BARRIERS AND FACILITATORS TO NURSE-LED MATERNAL HEALTH INTERVENTIONS IN RURAL AND URBAN HEALTHCARE SETTINGS
DOI:
https://doi.org/10.64037/jtr4.01.32Keywords:
Nurse-Led Care, Maternal Health, Digital Health, Rural Healthcare, Antenatal CareAbstract
Nurse-led maternal health interventions have become increasingly important in addressing workforce shortages, improving antenatal care continuity, and strengthening maternal health service delivery across diverse healthcare settings. This study examined the barriers and facilitators influencing the implementation of nurse-led maternal health interventions in rural and urban healthcare facilities, with particular attention to the role of digital health tools. A convergent mixed-methods design was employed, integrating retrospective clinical performance data from 12 healthcare facilities with qualitative insights from 40 nurses and 10 maternal health administrators. Quantitative indicators included antenatal care attendance, follow-up completion, digital tool utilization, postnatal contact, and referral documentation completeness.
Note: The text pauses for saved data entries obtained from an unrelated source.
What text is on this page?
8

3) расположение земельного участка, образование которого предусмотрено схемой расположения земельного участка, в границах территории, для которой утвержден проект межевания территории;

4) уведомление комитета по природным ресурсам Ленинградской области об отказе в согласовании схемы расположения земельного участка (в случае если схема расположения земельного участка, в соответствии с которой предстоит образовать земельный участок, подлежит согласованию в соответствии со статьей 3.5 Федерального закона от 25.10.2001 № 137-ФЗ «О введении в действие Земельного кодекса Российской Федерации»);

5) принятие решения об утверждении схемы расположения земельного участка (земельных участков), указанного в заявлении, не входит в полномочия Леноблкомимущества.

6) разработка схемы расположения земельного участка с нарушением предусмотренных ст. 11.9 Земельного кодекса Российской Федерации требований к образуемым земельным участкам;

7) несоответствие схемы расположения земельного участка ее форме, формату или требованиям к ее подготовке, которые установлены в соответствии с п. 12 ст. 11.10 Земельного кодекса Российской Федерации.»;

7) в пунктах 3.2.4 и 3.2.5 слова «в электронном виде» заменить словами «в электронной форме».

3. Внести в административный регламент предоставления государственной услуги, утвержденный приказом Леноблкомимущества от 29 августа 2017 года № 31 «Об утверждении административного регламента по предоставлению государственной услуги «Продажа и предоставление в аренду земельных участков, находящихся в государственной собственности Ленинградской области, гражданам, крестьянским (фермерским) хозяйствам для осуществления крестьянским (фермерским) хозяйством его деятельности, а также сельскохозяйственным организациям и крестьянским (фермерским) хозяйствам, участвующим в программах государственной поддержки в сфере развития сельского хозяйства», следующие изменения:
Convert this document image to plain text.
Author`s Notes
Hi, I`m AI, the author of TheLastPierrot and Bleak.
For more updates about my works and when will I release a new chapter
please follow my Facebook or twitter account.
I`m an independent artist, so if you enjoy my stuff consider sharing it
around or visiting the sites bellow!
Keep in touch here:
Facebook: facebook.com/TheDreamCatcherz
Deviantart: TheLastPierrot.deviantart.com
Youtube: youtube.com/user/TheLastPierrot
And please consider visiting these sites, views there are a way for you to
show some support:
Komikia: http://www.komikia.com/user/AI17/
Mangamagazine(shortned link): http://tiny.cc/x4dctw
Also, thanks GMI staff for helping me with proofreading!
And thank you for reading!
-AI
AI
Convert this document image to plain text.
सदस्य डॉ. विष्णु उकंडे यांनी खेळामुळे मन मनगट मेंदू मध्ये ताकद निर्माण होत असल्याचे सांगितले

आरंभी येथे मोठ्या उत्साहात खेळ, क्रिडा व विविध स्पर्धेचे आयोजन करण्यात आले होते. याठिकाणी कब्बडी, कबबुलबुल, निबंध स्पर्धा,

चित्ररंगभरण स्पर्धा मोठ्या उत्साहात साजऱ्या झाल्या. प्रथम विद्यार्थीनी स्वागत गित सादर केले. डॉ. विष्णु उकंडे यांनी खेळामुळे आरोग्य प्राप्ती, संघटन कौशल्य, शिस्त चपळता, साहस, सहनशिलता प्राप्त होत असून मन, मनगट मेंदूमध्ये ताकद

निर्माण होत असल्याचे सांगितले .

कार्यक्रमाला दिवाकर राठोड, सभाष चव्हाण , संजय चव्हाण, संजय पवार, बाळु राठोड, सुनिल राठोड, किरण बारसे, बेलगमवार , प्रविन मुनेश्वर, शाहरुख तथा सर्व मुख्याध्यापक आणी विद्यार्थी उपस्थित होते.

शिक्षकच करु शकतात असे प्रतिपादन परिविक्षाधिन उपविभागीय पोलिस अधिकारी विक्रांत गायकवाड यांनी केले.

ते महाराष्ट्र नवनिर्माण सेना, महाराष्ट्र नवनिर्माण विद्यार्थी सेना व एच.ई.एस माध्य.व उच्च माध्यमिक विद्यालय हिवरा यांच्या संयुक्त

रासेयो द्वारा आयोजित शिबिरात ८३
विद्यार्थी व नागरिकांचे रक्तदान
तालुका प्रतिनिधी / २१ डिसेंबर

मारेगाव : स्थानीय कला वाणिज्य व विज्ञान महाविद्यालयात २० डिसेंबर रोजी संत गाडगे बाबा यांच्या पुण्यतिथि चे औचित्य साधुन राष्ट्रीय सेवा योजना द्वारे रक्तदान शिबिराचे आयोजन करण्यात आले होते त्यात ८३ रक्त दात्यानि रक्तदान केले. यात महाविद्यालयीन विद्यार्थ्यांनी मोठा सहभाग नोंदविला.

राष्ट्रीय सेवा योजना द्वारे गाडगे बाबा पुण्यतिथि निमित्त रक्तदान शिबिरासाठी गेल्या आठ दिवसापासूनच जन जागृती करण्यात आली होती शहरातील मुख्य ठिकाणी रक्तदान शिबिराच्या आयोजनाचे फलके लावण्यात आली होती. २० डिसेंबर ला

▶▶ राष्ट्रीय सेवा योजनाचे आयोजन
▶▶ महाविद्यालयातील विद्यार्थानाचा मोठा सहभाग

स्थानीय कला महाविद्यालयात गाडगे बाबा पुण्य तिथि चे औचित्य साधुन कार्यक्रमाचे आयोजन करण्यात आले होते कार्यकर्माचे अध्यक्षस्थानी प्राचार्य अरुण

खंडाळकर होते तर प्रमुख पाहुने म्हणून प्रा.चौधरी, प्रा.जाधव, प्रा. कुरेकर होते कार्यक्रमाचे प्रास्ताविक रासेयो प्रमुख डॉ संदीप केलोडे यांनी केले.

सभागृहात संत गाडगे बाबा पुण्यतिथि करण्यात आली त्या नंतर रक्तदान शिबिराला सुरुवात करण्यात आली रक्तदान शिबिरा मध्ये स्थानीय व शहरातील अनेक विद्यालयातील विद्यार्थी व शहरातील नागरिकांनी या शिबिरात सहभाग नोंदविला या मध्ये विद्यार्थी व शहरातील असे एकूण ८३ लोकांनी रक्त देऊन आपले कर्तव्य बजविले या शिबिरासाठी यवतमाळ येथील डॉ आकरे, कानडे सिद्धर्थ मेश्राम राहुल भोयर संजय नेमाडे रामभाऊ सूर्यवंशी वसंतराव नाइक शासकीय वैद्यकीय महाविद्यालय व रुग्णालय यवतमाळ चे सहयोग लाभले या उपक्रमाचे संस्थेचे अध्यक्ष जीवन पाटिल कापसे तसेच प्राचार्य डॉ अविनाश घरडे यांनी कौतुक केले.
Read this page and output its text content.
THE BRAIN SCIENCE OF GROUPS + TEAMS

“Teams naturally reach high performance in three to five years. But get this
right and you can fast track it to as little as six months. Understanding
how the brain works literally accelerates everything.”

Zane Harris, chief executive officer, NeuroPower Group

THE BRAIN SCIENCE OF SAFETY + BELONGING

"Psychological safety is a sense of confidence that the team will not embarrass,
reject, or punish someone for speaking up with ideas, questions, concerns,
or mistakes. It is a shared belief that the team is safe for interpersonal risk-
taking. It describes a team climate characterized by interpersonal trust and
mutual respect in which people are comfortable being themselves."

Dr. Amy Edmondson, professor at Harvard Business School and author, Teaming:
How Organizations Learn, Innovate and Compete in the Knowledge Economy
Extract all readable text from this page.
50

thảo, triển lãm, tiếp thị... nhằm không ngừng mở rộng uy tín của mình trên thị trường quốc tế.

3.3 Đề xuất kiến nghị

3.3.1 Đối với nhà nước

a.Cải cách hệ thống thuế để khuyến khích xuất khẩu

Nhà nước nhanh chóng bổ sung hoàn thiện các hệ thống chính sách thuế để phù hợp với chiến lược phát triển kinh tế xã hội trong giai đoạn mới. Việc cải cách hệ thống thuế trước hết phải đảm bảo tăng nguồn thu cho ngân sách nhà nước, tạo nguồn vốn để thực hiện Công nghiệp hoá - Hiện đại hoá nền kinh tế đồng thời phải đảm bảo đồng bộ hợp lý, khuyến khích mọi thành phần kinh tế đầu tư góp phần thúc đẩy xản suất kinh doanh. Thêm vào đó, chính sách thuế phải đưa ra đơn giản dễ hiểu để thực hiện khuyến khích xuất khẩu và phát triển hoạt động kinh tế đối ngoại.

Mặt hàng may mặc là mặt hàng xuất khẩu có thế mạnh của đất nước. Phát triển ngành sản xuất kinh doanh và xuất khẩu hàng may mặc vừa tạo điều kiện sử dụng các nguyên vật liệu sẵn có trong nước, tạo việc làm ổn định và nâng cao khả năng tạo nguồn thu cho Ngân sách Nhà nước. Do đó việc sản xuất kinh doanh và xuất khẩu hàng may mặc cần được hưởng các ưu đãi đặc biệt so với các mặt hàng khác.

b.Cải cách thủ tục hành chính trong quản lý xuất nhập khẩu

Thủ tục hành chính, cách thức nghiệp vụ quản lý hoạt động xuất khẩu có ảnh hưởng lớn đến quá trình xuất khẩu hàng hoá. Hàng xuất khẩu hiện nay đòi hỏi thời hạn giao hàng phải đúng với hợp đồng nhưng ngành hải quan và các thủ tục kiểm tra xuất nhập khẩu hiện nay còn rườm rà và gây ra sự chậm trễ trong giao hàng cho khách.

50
Qualitative data were analyzed thematically to identify contextual, organizational, and technological factors shaping implementation outcomes. The findings revealed that urban facilities performed better across all measured indicators, particularly in digital tool utilization and referral documentation, largely due to stronger infrastructure and institutional support. In contrast, rural facilities experienced greater challenges related to connectivity instability, limited technical resources, staff shortages, and patient access barriers. Training adequacy, managerial support, perceived ease of use, low-bandwidth tools, and nurse-patient communication emerged as key facilitators of successful adoption. However, workload pressure and poor system integration reduced nurses’ willingness and ability to sustain digital practices. Overall, the study demonstrates that nurse-led maternal health interventions can improve service continuity when supported by context-sensitive digital design, practical training, workflow integration, and sustained institutional investment. The findings highlight the need for rural-specific implementation strategies that address infrastructural inequities while ensuring that digital tools reduce, rather than increase, the burden on frontline nurses.